Nike has taken a bold step with its latest advertising campaign, recruiting controversial former NFL star who was one of the first to kneel during the US national anthem before matches to protest movement against racial injustice in the country.
Former San Francisco 49ers quarterback Colin Kaepernick is the face of a new Nike campaign to mark 30 years of the “Just Do It” slogan.
Kaepernick was the first in a series of National Football League (NFL) stars to kneel during the US national anthem before matches.
The move came during the 2016 NFL season and was designed to draw attention to racism and police brutality.
The former American football star, who has not played in the NFL since early 2017, is suing the organisation – claiming that team owners have frozen him out to due to his activism.
The new Nike adverts, unveiled just days before the start of the 2018 NFL season, show a portrait of Kaepernick with the slogan: “Believe in something. Even it means sacrificing everything.”
Kaepernick posted the advert from his Twitter account on Monday, along with the hashtag: “#JustDoIt”.
The protests have become a bitterly divisive issue among NFL fans after President Donald Trump waded into the controversy.
Trump described players like Kaepernick who knelt for the anthem as “sons of b******” who should be fired.
The president has repeated those criticisms frequently over the past year, even suggesting at one stage that protesting players “shouldn’t be in the country”.
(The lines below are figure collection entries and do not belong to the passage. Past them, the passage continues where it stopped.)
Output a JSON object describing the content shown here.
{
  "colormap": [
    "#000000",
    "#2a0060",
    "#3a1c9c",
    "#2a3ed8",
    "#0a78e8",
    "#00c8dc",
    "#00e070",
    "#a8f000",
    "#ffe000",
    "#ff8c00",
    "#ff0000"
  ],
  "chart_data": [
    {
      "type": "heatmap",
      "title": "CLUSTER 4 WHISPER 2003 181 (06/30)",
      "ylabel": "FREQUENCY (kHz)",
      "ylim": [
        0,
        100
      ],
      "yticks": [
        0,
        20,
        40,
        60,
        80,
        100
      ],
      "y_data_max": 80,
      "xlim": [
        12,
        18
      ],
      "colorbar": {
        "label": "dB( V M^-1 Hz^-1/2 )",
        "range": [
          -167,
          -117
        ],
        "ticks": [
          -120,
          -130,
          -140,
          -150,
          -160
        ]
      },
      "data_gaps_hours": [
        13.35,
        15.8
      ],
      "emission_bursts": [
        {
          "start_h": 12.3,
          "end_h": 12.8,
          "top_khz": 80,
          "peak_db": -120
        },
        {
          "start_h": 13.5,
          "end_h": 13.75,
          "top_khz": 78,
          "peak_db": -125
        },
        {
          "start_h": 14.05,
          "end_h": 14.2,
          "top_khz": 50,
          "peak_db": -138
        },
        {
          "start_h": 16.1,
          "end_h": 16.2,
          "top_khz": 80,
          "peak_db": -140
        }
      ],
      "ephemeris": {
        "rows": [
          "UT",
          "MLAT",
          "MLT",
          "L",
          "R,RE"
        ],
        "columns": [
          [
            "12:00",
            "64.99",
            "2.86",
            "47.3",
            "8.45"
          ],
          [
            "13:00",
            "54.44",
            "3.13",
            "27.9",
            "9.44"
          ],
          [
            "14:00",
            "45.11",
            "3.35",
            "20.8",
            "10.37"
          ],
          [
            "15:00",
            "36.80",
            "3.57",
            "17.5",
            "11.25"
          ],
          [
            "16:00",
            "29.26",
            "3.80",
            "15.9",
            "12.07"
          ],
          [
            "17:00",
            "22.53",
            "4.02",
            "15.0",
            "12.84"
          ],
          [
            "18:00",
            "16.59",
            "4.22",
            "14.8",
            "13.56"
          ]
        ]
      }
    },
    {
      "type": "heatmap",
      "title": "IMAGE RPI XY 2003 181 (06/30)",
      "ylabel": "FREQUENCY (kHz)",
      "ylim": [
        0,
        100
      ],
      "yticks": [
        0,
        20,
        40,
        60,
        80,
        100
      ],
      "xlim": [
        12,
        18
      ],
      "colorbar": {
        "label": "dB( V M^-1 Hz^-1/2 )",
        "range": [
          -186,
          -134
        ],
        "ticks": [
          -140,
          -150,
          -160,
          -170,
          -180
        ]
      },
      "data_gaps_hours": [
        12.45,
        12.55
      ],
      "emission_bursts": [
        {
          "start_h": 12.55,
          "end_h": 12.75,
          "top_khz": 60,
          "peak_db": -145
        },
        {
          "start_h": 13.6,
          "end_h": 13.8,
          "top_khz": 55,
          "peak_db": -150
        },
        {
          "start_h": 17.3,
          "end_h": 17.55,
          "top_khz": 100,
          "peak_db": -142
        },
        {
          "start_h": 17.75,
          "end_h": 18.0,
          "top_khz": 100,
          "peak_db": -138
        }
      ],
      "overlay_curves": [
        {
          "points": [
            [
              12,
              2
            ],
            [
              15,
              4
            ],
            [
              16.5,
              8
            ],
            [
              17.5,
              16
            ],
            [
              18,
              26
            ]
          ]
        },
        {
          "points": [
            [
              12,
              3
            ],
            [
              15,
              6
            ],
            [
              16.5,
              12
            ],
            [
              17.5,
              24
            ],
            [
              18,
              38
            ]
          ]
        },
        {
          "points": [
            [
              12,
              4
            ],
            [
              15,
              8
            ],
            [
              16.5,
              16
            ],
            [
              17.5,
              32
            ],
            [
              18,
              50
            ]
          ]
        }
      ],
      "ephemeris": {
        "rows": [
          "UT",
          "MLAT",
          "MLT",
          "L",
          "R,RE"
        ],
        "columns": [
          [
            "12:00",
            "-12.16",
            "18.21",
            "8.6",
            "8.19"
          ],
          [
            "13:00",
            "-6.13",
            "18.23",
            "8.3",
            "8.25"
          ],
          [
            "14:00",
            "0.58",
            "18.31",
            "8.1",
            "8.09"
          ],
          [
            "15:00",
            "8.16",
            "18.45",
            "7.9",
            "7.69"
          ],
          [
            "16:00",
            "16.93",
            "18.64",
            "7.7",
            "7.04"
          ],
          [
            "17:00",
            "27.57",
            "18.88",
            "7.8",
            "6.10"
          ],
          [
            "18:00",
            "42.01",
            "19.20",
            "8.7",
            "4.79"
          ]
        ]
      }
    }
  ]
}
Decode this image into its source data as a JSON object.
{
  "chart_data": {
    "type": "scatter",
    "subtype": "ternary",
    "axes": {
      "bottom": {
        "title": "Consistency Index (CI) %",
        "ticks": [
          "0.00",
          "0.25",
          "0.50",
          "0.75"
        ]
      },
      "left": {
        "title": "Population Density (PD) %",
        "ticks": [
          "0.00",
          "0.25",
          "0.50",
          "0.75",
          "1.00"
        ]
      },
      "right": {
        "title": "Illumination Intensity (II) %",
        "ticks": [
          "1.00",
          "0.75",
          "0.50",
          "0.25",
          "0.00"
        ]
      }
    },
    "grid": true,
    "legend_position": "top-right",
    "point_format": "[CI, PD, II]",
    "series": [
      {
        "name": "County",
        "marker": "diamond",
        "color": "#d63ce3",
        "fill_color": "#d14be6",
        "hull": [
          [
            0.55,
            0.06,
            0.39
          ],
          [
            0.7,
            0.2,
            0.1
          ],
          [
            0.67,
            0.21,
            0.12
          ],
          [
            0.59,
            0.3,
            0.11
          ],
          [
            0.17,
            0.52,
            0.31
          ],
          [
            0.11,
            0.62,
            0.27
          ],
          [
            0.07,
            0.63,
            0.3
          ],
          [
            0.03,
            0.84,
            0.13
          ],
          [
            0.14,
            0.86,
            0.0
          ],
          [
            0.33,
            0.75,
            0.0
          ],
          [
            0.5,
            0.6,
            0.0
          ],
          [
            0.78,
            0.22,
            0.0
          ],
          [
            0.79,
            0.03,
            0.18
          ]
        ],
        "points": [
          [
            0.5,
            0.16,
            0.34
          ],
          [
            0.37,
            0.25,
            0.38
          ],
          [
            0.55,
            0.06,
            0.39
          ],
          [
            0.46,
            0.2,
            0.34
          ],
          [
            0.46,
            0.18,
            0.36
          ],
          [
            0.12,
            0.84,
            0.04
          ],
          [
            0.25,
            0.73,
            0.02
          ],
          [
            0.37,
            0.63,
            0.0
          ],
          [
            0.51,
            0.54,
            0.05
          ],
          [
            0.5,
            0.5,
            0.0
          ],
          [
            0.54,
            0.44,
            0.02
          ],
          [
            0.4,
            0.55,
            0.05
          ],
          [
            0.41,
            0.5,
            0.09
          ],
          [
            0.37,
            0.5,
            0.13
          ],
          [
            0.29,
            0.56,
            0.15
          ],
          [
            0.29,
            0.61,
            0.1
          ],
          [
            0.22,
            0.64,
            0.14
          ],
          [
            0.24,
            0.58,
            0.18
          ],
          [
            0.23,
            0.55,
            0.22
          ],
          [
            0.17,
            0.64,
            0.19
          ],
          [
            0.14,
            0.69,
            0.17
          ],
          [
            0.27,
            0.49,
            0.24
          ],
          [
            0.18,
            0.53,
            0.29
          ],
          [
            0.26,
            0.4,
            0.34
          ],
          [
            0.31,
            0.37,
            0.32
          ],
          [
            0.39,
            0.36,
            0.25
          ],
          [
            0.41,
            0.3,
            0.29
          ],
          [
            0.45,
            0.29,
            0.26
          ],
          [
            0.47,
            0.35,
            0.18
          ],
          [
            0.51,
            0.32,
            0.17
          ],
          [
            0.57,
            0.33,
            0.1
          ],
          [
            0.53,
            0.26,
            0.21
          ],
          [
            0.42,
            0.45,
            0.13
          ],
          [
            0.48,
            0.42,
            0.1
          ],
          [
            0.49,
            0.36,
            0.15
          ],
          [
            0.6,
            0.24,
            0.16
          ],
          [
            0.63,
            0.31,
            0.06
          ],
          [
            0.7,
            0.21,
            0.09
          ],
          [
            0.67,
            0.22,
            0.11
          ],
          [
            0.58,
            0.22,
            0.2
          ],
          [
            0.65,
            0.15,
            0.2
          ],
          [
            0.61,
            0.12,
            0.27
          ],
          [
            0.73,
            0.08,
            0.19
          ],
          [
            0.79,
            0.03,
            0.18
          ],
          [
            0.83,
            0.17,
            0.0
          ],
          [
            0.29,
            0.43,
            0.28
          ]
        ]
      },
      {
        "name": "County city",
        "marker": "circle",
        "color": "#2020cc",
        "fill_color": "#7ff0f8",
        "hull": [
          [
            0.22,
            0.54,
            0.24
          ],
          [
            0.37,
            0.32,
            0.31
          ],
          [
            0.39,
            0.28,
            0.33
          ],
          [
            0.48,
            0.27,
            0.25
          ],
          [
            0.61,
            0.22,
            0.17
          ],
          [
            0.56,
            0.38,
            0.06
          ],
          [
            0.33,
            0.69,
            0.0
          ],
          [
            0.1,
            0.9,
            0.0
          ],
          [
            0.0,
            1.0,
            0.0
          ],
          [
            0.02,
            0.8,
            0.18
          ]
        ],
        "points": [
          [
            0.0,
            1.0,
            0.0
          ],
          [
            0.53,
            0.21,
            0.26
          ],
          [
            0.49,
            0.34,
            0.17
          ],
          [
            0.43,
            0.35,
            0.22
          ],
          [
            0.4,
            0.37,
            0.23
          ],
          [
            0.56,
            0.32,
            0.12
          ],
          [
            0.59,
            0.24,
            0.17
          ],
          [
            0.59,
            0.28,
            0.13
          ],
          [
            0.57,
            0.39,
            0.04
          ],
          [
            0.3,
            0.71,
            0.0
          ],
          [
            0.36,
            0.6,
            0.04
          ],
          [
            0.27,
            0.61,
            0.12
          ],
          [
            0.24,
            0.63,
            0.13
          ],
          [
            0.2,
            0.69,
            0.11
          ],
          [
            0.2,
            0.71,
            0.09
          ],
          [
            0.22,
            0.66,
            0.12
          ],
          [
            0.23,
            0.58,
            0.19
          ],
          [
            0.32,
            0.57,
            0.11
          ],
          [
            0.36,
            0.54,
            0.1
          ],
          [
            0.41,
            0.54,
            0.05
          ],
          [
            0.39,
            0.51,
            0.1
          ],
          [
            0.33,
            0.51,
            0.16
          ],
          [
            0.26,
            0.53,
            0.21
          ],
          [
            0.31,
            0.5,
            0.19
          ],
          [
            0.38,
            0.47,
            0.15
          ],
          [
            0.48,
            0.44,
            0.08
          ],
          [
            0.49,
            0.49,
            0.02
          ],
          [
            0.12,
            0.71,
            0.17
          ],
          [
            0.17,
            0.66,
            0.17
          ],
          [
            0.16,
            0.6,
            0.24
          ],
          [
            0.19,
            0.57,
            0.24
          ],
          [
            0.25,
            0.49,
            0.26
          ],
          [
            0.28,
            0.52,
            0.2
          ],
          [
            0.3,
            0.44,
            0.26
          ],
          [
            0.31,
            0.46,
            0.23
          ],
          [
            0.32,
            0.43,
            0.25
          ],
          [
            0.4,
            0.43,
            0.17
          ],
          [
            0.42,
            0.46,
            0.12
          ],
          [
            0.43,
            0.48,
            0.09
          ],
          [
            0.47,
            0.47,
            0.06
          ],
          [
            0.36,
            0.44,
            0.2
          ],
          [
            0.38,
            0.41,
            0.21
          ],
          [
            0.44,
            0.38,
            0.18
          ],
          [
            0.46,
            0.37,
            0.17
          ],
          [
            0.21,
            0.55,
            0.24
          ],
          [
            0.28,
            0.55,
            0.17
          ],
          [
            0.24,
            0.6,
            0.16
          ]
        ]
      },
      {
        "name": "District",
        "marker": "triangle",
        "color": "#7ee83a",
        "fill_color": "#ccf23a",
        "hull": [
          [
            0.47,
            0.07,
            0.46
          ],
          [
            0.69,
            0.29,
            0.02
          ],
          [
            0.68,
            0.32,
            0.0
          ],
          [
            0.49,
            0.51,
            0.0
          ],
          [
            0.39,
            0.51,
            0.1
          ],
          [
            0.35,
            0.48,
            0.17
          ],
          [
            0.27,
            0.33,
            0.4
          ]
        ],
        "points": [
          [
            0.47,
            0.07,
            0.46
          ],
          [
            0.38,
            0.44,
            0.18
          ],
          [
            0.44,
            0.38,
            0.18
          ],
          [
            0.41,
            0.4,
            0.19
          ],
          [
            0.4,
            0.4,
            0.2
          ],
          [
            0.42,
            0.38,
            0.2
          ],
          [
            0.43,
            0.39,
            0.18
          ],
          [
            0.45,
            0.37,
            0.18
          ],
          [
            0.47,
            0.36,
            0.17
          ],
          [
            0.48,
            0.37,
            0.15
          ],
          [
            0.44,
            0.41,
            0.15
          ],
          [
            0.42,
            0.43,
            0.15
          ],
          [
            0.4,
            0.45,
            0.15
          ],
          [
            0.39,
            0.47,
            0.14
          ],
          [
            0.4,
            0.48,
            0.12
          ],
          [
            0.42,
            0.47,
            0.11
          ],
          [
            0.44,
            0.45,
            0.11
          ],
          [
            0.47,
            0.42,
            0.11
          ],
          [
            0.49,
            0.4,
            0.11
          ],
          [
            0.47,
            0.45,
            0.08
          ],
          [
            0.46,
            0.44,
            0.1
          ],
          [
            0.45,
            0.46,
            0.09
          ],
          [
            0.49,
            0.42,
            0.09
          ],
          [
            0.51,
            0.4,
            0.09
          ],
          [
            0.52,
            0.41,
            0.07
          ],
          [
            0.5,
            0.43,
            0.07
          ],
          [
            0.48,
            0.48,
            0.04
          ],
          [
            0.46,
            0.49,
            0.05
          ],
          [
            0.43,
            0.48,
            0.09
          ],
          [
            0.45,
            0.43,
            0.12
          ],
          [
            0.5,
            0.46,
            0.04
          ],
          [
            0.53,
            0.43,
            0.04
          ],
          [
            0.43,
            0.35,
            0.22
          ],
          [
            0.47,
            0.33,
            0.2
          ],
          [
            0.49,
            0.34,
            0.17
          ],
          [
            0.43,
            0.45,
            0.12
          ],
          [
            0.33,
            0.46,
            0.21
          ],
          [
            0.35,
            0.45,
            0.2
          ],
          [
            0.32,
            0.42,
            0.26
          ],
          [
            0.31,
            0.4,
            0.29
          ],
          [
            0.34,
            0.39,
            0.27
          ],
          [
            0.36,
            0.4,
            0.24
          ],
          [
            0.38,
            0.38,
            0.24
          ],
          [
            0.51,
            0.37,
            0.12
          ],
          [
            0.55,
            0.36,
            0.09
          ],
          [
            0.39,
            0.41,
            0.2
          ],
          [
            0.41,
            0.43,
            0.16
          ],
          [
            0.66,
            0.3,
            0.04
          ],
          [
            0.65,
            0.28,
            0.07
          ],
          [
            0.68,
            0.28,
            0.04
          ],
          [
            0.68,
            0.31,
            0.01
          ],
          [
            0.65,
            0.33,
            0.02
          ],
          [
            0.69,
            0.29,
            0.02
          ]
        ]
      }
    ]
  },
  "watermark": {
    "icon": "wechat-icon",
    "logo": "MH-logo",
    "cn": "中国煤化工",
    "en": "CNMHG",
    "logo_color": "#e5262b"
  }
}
Mr Trump cancelled a White House visit by the Philadelphia Eagles, this year’s Super Bowl champions, after several players indicated they would not attend following his criticism.
Following the controversy, franchise owners agreed a new policy that requires plays to stand for the national anthem if they are on the field.
Several players have used creative methods to skirt the law, such as raising their fists or placing their arm on a teammate’s shoulder.
Nike had kept Kaepernick, who signed a sponsorship deal with the company in 2011, on its payroll throughout the controversy of recent years, ESPN reported.
Gino Fisanotti, Nike’s vice president of brand for North America, was quoted by ESPN as saying: “We believe Colin is one of the most inspirational athletes of this generation, who has leveraged the power of sport to help move the world forward.”